Out of many possible natures of time, imagined in as many nights, one seems compelling. Not that the others are impossible. The others might exist in other worlds.
Results
The result of all those dreams was the special theory of relativity. It was a completely new point of view. Although it cost Einstein a lot of energy, he believed that it was worth it. The picture of time that got its final shape while it was dreaming, was so obvious, so clear to him. Other people might also have such visions, but Einstein had the ability to write it down as a physical concept.
New Findings
Consequences
The essence of Einstein's equations is that the matter and energy content of an object determines the amount of curvature in the surrounding space and time.
Faster than Light
The question whether the speed of light is a true physical limit has no definite answer yet. It depends on the real structure of space-time. If there is an absolute time preserving causality (by preventing time-travel paradoxes), then faster-than-light speeds - and even faster-than-light travel - are possible, at least in principle. On the other hand, if superluminal processes are to be discovered, then absolute time will
probably have to be reintroduced in physics. Although the theory of special relativity states against absolute time and superluminal phenomena, it does it not by proof, but only by assumption.
Are there indications that absolute time and faster-than-light processes exist ? My opinion is "yes" !
The theory of relativity does not make faster-than-light moving completely impossible, it only forbids the crossing of the light barrier, thus principally allowing tachyons that always move faster than light, but are not manipulatable by us. Based on the equivalency principle and the Doppler effect Einstein concluded that also gravity influences light, putting an end even to sub-atomic perpetuum mobiles.
Another example where particles can travel faster than light is given in the quantum theory. There exists a phenomenon called the tunnel effect. It turned out that it is impossible to measure the length of the tunnelling time. Some other experiments also showed that one cannot determine which way a photon has taken in an experiment. The photons even seemed to communicate to each other faster than light! Quantum theory therefore proposes the concept of multiple realities.
General Relativity
A Solution
In 1949, Einstein was concerned about a discovery by one of his close colleagues and friends, the Viennese mathematician Kurt Gödel. Gödel found a disturbing solution to Einstein's equation that allowed for violation of the basic tenets of common sense: His solution allowed for certain forms of time travel. For the first time in history, time travel was given a mathematical foundation.

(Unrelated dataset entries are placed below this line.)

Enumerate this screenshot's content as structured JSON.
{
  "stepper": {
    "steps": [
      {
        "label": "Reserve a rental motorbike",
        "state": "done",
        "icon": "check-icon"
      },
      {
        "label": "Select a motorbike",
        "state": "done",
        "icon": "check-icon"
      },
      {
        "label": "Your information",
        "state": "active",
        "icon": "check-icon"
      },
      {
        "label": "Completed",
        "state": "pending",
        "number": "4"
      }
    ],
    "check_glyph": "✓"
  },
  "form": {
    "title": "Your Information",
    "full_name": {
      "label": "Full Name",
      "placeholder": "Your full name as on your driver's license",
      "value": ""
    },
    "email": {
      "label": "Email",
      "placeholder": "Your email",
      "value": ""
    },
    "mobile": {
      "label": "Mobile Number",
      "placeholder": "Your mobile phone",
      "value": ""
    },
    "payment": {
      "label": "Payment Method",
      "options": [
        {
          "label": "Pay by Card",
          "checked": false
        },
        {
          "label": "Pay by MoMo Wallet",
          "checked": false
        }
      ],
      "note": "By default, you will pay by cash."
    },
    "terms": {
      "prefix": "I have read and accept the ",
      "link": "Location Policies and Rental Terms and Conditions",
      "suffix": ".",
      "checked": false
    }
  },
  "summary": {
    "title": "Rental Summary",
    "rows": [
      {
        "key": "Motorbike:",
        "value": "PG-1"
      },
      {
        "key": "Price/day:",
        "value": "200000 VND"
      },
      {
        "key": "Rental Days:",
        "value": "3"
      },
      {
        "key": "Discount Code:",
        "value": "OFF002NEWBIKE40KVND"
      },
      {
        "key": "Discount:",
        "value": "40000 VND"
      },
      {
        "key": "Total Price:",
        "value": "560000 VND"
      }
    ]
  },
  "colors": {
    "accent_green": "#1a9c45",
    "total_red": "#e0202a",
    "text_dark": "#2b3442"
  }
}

If one followed the path of a particle in a Gödel universe, eventually it would come back and meet itself in the past. He wrote, "By making a round trip on a rocket ship in a sufficiently wide curve, it is possible in these worlds to travel into any region of the past, present, and future, and back again."
His solution let time bend into a circle, called a closed timelike curve (CTC).
The Trojan Horse
Einstein's equations, in some sense, were like a Trojan horse. On the surface, the horse looks like a perfectly acceptable gift, giving us the observed bending of starlight under gravity and a compelling explanation of the origin of the universe. However, inside lurk all sorts of strange demons and goblins, which allow for the possibility of interstellar travel through wormholes and time travel. (more later)
The price we had to pay for peering into the darkest secrets of the universe was the potential downfall of some of our most commonly held beliefs about our world - that its space is simply connected and its history is unalterable.
Questions
But the question still remained: Could these CTCs be dismissed on purely experimental grounds, as Einstein did, or could someone show that they were theoretically possible and then actually build a time machine?